Au Sénégal et au Maroc, chaque jeune accueilli est suivi individuellement dans le cadre de visites obligatoires programmées tous les mois chez un médecin généraliste. Un compte-rendu de ces visites figure dans le bilan final rédigé pour chaque jeune.

Au Sénégal, un traitement antipaludéen (Méfloquine) est administré à chaque jeune, selon les normes internationales édictées par l’Organisation Mondiale de la Santé. Ce traitement est poursuivi pendant un mois au retour en France lors du passage par le site de Saint Arnoult En Yvelines. Tous les lits sont équipés de moustiquaires.
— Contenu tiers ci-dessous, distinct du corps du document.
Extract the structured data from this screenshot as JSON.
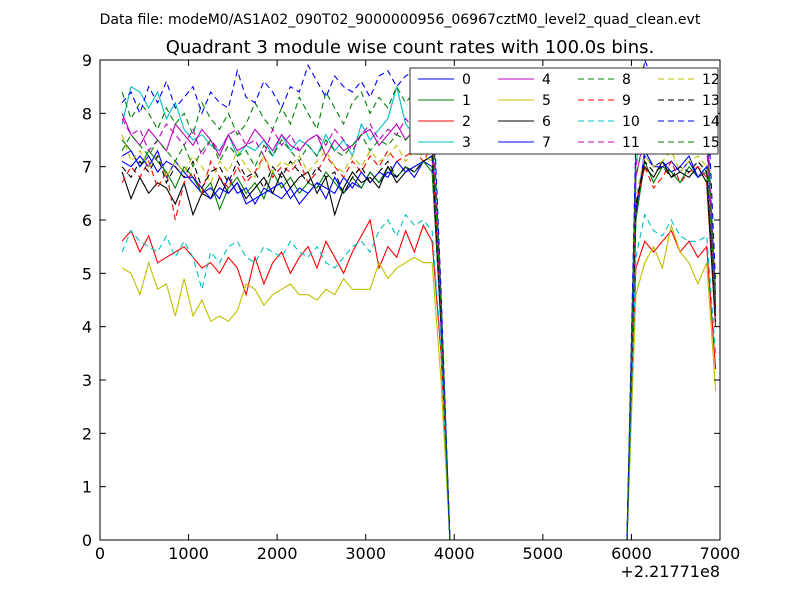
{
  "supertitle": "Data file: modeM0/AS1A02_090T02_9000000956_06967cztM0_level2_quad_clean.evt",
  "chart_data": {
    "type": "line",
    "title": "Quadrant 3 module wise count rates with 100.0s bins.",
    "xlabel": "",
    "ylabel": "",
    "x_offset_label": "+2.21771e8",
    "xlim": [
      0,
      7000
    ],
    "ylim": [
      0,
      9
    ],
    "xticks": [
      "0",
      "1000",
      "2000",
      "3000",
      "4000",
      "5000",
      "6000",
      "7000"
    ],
    "yticks": [
      "0",
      "1",
      "2",
      "3",
      "4",
      "5",
      "6",
      "7",
      "8",
      "9"
    ],
    "grid": false,
    "legend_position": "top-right",
    "x": [
      250,
      350,
      450,
      550,
      650,
      750,
      850,
      950,
      1050,
      1150,
      1250,
      1350,
      1450,
      1550,
      1650,
      1750,
      1850,
      1950,
      2050,
      2150,
      2250,
      2350,
      2450,
      2550,
      2650,
      2750,
      2850,
      2950,
      3050,
      3150,
      3250,
      3350,
      3450,
      3550,
      3650,
      3750,
      3850,
      3950,
      4050,
      4150,
      4250,
      4350,
      4450,
      4550,
      4650,
      4750,
      4850,
      4950,
      5050,
      5150,
      5250,
      5350,
      5450,
      5550,
      5650,
      5750,
      5850,
      5950,
      6050,
      6150,
      6250,
      6350,
      6450,
      6550,
      6650,
      6750,
      6850,
      6950
    ],
    "series": [
      {
        "name": "0",
        "color": "#0000ff",
        "dash": "solid",
        "values": [
          7.1,
          7.0,
          7.2,
          7.0,
          7.3,
          6.8,
          7.1,
          6.9,
          6.7,
          6.5,
          6.6,
          6.4,
          6.8,
          6.5,
          6.6,
          6.3,
          6.6,
          6.5,
          6.4,
          6.6,
          6.3,
          6.5,
          6.7,
          6.4,
          6.8,
          6.5,
          6.7,
          6.6,
          6.9,
          6.7,
          6.9,
          6.8,
          7.0,
          6.8,
          7.1,
          7.0,
          4.0,
          0,
          0,
          0,
          0,
          0,
          0,
          0,
          0,
          0,
          0,
          0,
          0,
          0,
          0,
          0,
          0,
          0,
          0,
          0,
          0,
          0,
          6.1,
          7.3,
          7.0,
          7.1,
          6.9,
          7.0,
          7.2,
          6.8,
          7.0,
          4.3
        ]
      },
      {
        "name": "1",
        "color": "#008000",
        "dash": "solid",
        "values": [
          7.5,
          7.3,
          7.0,
          7.3,
          7.1,
          6.9,
          6.6,
          7.0,
          6.8,
          6.5,
          6.7,
          6.2,
          6.6,
          6.8,
          6.5,
          6.7,
          6.4,
          6.9,
          6.6,
          6.8,
          6.5,
          6.7,
          6.6,
          6.9,
          6.7,
          6.5,
          6.8,
          6.6,
          6.9,
          6.7,
          7.0,
          6.8,
          7.0,
          6.9,
          7.1,
          6.9,
          4.1,
          0,
          0,
          0,
          0,
          0,
          0,
          0,
          0,
          0,
          0,
          0,
          0,
          0,
          0,
          0,
          0,
          0,
          0,
          0,
          0,
          0,
          6.0,
          7.1,
          6.7,
          7.0,
          6.9,
          6.7,
          7.0,
          6.8,
          6.9,
          4.2
        ]
      },
      {
        "name": "2",
        "color": "#ff0000",
        "dash": "solid",
        "values": [
          5.6,
          5.8,
          5.4,
          5.7,
          5.2,
          5.3,
          5.4,
          5.5,
          5.3,
          5.1,
          5.2,
          5.0,
          5.3,
          5.1,
          4.6,
          5.3,
          4.8,
          5.2,
          5.4,
          5.0,
          5.3,
          5.5,
          5.1,
          5.6,
          5.3,
          5.0,
          5.4,
          5.7,
          6.0,
          5.1,
          5.5,
          5.3,
          5.8,
          5.4,
          5.9,
          5.6,
          3.5,
          0,
          0,
          0,
          0,
          0,
          0,
          0,
          0,
          0,
          0,
          0,
          0,
          0,
          0,
          0,
          0,
          0,
          0,
          0,
          0,
          0,
          5.1,
          5.6,
          5.4,
          5.6,
          5.8,
          5.4,
          5.6,
          5.3,
          5.5,
          3.2
        ]
      },
      {
        "name": "3",
        "color": "#00bfbf",
        "dash": "solid",
        "values": [
          7.8,
          8.5,
          8.4,
          8.1,
          8.4,
          7.9,
          8.2,
          7.7,
          7.5,
          7.6,
          7.4,
          7.3,
          7.6,
          7.2,
          7.4,
          7.3,
          7.5,
          7.2,
          7.6,
          7.3,
          7.5,
          7.4,
          7.2,
          7.6,
          7.3,
          7.5,
          7.2,
          7.8,
          7.5,
          7.7,
          7.9,
          8.5,
          7.8,
          7.6,
          8.0,
          7.7,
          4.4,
          0,
          0,
          0,
          0,
          0,
          0,
          0,
          0,
          0,
          0,
          0,
          0,
          0,
          0,
          0,
          0,
          0,
          0,
          0,
          0,
          0,
          7.0,
          8.5,
          8.0,
          8.2,
          8.1,
          7.9,
          8.0,
          7.8,
          7.9,
          4.6
        ]
      },
      {
        "name": "4",
        "color": "#bf00bf",
        "dash": "solid",
        "values": [
          8.0,
          7.6,
          7.4,
          7.7,
          7.5,
          7.3,
          7.8,
          7.6,
          7.4,
          7.7,
          7.5,
          7.2,
          7.6,
          7.3,
          7.4,
          7.7,
          7.5,
          7.3,
          7.6,
          7.4,
          7.3,
          7.5,
          7.6,
          7.2,
          7.5,
          7.3,
          7.4,
          7.6,
          7.7,
          7.4,
          7.6,
          7.8,
          7.5,
          7.7,
          7.9,
          7.6,
          4.3,
          0,
          0,
          0,
          0,
          0,
          0,
          0,
          0,
          0,
          0,
          0,
          0,
          0,
          0,
          0,
          0,
          0,
          0,
          0,
          0,
          0,
          6.8,
          7.6,
          7.5,
          7.7,
          7.6,
          7.4,
          7.6,
          7.5,
          7.6,
          4.4
        ]
      },
      {
        "name": "5",
        "color": "#bfbf00",
        "dash": "solid",
        "values": [
          5.1,
          5.0,
          4.6,
          5.2,
          4.7,
          4.8,
          4.2,
          4.9,
          4.2,
          4.5,
          4.1,
          4.2,
          4.1,
          4.3,
          4.8,
          4.7,
          4.4,
          4.6,
          4.7,
          4.8,
          4.6,
          4.6,
          4.5,
          4.7,
          4.6,
          4.9,
          4.7,
          4.7,
          4.7,
          5.2,
          4.9,
          5.1,
          5.2,
          5.3,
          5.2,
          5.2,
          3.0,
          0,
          0,
          0,
          0,
          0,
          0,
          0,
          0,
          0,
          0,
          0,
          0,
          0,
          0,
          0,
          0,
          0,
          0,
          0,
          0,
          0,
          4.6,
          5.2,
          5.5,
          5.1,
          5.9,
          5.4,
          5.2,
          4.8,
          5.2,
          2.8
        ]
      },
      {
        "name": "6",
        "color": "#000000",
        "dash": "solid",
        "values": [
          6.9,
          6.4,
          6.8,
          6.5,
          6.7,
          6.6,
          6.3,
          6.7,
          6.1,
          6.5,
          6.4,
          6.8,
          6.5,
          6.7,
          6.4,
          6.6,
          6.8,
          6.5,
          6.9,
          6.6,
          6.8,
          6.9,
          6.5,
          6.8,
          6.1,
          6.6,
          6.9,
          6.7,
          6.8,
          6.6,
          7.0,
          6.7,
          6.9,
          7.0,
          7.1,
          7.2,
          4.1,
          0,
          0,
          0,
          0,
          0,
          0,
          0,
          0,
          0,
          0,
          0,
          0,
          0,
          0,
          0,
          0,
          0,
          0,
          0,
          0,
          0,
          6.3,
          7.0,
          6.8,
          7.1,
          6.8,
          6.9,
          6.8,
          7.0,
          6.7,
          4.0
        ]
      },
      {
        "name": "7",
        "color": "#0000ff",
        "dash": "solid",
        "values": [
          7.2,
          7.3,
          7.0,
          7.2,
          6.9,
          7.1,
          7.0,
          6.8,
          6.8,
          6.6,
          6.4,
          6.6,
          6.5,
          6.7,
          6.3,
          6.4,
          6.5,
          6.6,
          6.7,
          6.4,
          6.6,
          6.5,
          6.7,
          6.6,
          6.5,
          6.8,
          6.6,
          6.9,
          6.7,
          6.9,
          6.8,
          7.1,
          6.9,
          7.0,
          7.1,
          7.2,
          4.2,
          0,
          0,
          0,
          0,
          0,
          0,
          0,
          0,
          0,
          0,
          0,
          0,
          0,
          0,
          0,
          0,
          0,
          0,
          0,
          0,
          0,
          6.2,
          7.2,
          7.0,
          7.0,
          7.1,
          6.9,
          7.1,
          6.8,
          7.0,
          4.2
        ]
      },
      {
        "name": "8",
        "color": "#008000",
        "dash": "dashed",
        "values": [
          8.4,
          7.9,
          8.2,
          8.0,
          7.7,
          8.1,
          7.8,
          8.0,
          7.6,
          8.2,
          7.9,
          7.7,
          8.0,
          7.6,
          7.8,
          8.2,
          7.9,
          7.7,
          8.1,
          7.8,
          8.3,
          8.0,
          7.7,
          8.4,
          8.1,
          7.8,
          8.2,
          8.4,
          8.0,
          8.3,
          8.1,
          8.5,
          8.2,
          8.4,
          8.6,
          8.3,
          4.6,
          0,
          0,
          0,
          0,
          0,
          0,
          0,
          0,
          0,
          0,
          0,
          0,
          0,
          0,
          0,
          0,
          0,
          0,
          0,
          0,
          0,
          7.4,
          8.3,
          8.0,
          8.2,
          8.1,
          8.3,
          8.2,
          8.0,
          8.1,
          4.6
        ]
      },
      {
        "name": "9",
        "color": "#ff0000",
        "dash": "dashed",
        "values": [
          6.7,
          7.0,
          6.8,
          7.1,
          6.6,
          6.9,
          6.0,
          6.7,
          6.9,
          6.5,
          7.1,
          6.8,
          6.6,
          7.0,
          6.7,
          6.9,
          7.2,
          6.8,
          7.0,
          6.9,
          7.1,
          6.7,
          6.9,
          7.2,
          7.0,
          6.8,
          7.1,
          6.9,
          7.2,
          7.0,
          7.3,
          7.1,
          7.2,
          7.3,
          7.1,
          7.4,
          4.2,
          0,
          0,
          0,
          0,
          0,
          0,
          0,
          0,
          0,
          0,
          0,
          0,
          0,
          0,
          0,
          0,
          0,
          0,
          0,
          0,
          0,
          6.3,
          7.0,
          6.6,
          6.8,
          7.1,
          6.7,
          6.9,
          7.0,
          6.8,
          4.0
        ]
      },
      {
        "name": "10",
        "color": "#00bfbf",
        "dash": "dashed",
        "values": [
          5.4,
          5.8,
          5.6,
          5.5,
          5.4,
          5.7,
          5.3,
          5.6,
          5.3,
          4.7,
          5.4,
          5.2,
          5.5,
          5.6,
          5.3,
          5.2,
          5.5,
          5.4,
          5.3,
          5.6,
          5.4,
          5.3,
          5.5,
          5.2,
          5.1,
          5.3,
          5.5,
          5.6,
          5.4,
          5.8,
          6.0,
          5.7,
          6.1,
          5.9,
          6.0,
          5.8,
          3.6,
          0,
          0,
          0,
          0,
          0,
          0,
          0,
          0,
          0,
          0,
          0,
          0,
          0,
          0,
          0,
          0,
          0,
          0,
          0,
          0,
          0,
          5.3,
          6.1,
          5.8,
          5.7,
          6.0,
          5.7,
          5.6,
          5.6,
          5.7,
          3.5
        ]
      },
      {
        "name": "11",
        "color": "#bf00bf",
        "dash": "dashed",
        "values": [
          7.9,
          7.6,
          7.7,
          7.3,
          7.5,
          7.8,
          7.6,
          7.4,
          7.7,
          7.2,
          7.5,
          7.3,
          7.6,
          7.7,
          7.4,
          7.5,
          7.2,
          7.7,
          7.4,
          7.6,
          7.3,
          7.5,
          7.6,
          7.4,
          7.7,
          7.5,
          7.3,
          7.6,
          7.8,
          7.5,
          7.7,
          7.6,
          7.9,
          7.7,
          7.8,
          7.9,
          4.5,
          0,
          0,
          0,
          0,
          0,
          0,
          0,
          0,
          0,
          0,
          0,
          0,
          0,
          0,
          0,
          0,
          0,
          0,
          0,
          0,
          0,
          7.0,
          7.9,
          7.6,
          7.8,
          7.5,
          7.7,
          7.9,
          7.6,
          7.8,
          4.5
        ]
      },
      {
        "name": "12",
        "color": "#bfbf00",
        "dash": "dashed",
        "values": [
          7.6,
          7.1,
          7.3,
          7.0,
          7.2,
          6.8,
          7.1,
          6.9,
          7.2,
          7.0,
          6.7,
          7.1,
          6.9,
          7.3,
          7.0,
          6.8,
          7.2,
          6.9,
          7.1,
          7.0,
          7.2,
          6.9,
          7.1,
          7.3,
          7.0,
          6.9,
          7.2,
          7.0,
          7.3,
          7.1,
          7.2,
          7.4,
          7.1,
          7.3,
          7.2,
          7.1,
          4.3,
          0,
          0,
          0,
          0,
          0,
          0,
          0,
          0,
          0,
          0,
          0,
          0,
          0,
          0,
          0,
          0,
          0,
          0,
          0,
          0,
          0,
          6.4,
          7.2,
          7.0,
          7.1,
          7.3,
          6.9,
          7.1,
          7.2,
          7.0,
          4.2
        ]
      },
      {
        "name": "13",
        "color": "#000000",
        "dash": "dashed",
        "values": [
          7.0,
          6.8,
          7.1,
          6.9,
          7.2,
          6.7,
          7.0,
          6.8,
          7.1,
          6.6,
          6.9,
          7.0,
          6.7,
          7.1,
          6.8,
          6.9,
          6.6,
          7.0,
          6.8,
          7.1,
          6.9,
          6.7,
          7.0,
          6.8,
          6.9,
          6.5,
          6.8,
          7.0,
          6.7,
          6.9,
          7.1,
          6.8,
          7.0,
          6.9,
          7.1,
          7.2,
          4.2,
          0,
          0,
          0,
          0,
          0,
          0,
          0,
          0,
          0,
          0,
          0,
          0,
          0,
          0,
          0,
          0,
          0,
          0,
          0,
          0,
          0,
          6.3,
          7.1,
          6.9,
          7.0,
          6.8,
          7.0,
          6.9,
          7.1,
          6.9,
          4.1
        ]
      },
      {
        "name": "14",
        "color": "#0000ff",
        "dash": "dashed",
        "values": [
          8.2,
          8.4,
          8.0,
          8.5,
          8.2,
          8.6,
          8.1,
          8.3,
          8.5,
          8.0,
          8.4,
          8.2,
          8.1,
          8.8,
          8.3,
          8.2,
          8.6,
          8.4,
          8.1,
          8.5,
          8.4,
          8.9,
          8.6,
          8.3,
          8.7,
          8.5,
          8.4,
          8.6,
          8.3,
          8.7,
          8.8,
          8.5,
          8.7,
          8.8,
          8.6,
          8.7,
          4.7,
          0,
          0,
          0,
          0,
          0,
          0,
          0,
          0,
          0,
          0,
          0,
          0,
          0,
          0,
          0,
          0,
          0,
          0,
          0,
          0,
          0,
          7.6,
          9.0,
          8.6,
          8.8,
          8.5,
          8.7,
          8.6,
          8.8,
          8.7,
          4.8
        ]
      },
      {
        "name": "15",
        "color": "#008000",
        "dash": "dashed",
        "values": [
          7.3,
          7.6,
          7.4,
          7.2,
          7.5,
          7.3,
          7.1,
          7.4,
          7.0,
          7.3,
          7.5,
          7.1,
          7.4,
          7.2,
          7.3,
          7.0,
          7.4,
          7.2,
          7.5,
          7.3,
          7.1,
          7.4,
          7.2,
          7.5,
          7.3,
          7.2,
          7.4,
          7.6,
          7.3,
          7.5,
          7.4,
          7.6,
          7.5,
          7.7,
          7.5,
          7.6,
          4.4,
          0,
          0,
          0,
          0,
          0,
          0,
          0,
          0,
          0,
          0,
          0,
          0,
          0,
          0,
          0,
          0,
          0,
          0,
          0,
          0,
          0,
          6.8,
          7.6,
          7.3,
          7.5,
          7.4,
          7.6,
          7.5,
          7.3,
          7.4,
          4.4
        ]
      }
    ]
  }
}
Un responsable du suivi médical intervient quotidiennement sur les sites afin de veiller à la prise régulière du traitement antipaludéen et des traitements prescrits par le médecin généraliste. Il anticipe également tout risque médical, en sensibilisant les jeunes accueillis sur les risques sanitaires inhérents au pays et en les orientant systématiquement vers le médecin généraliste en cas de problèmes de santé, même bénins (plaies, maux de ventres, maux de tête, etc.).

L’ensemble du personnel éducatif est titulaire d’un brevet de secourisme (Emergency First Response) 

En France, au retour, lors du passage par le site de Saint Arnoult en Yvelines, un bilan médical complet est réalisé par l’Institut Pasteur avec lequel Média Jeunesse est en cours de conventionnement.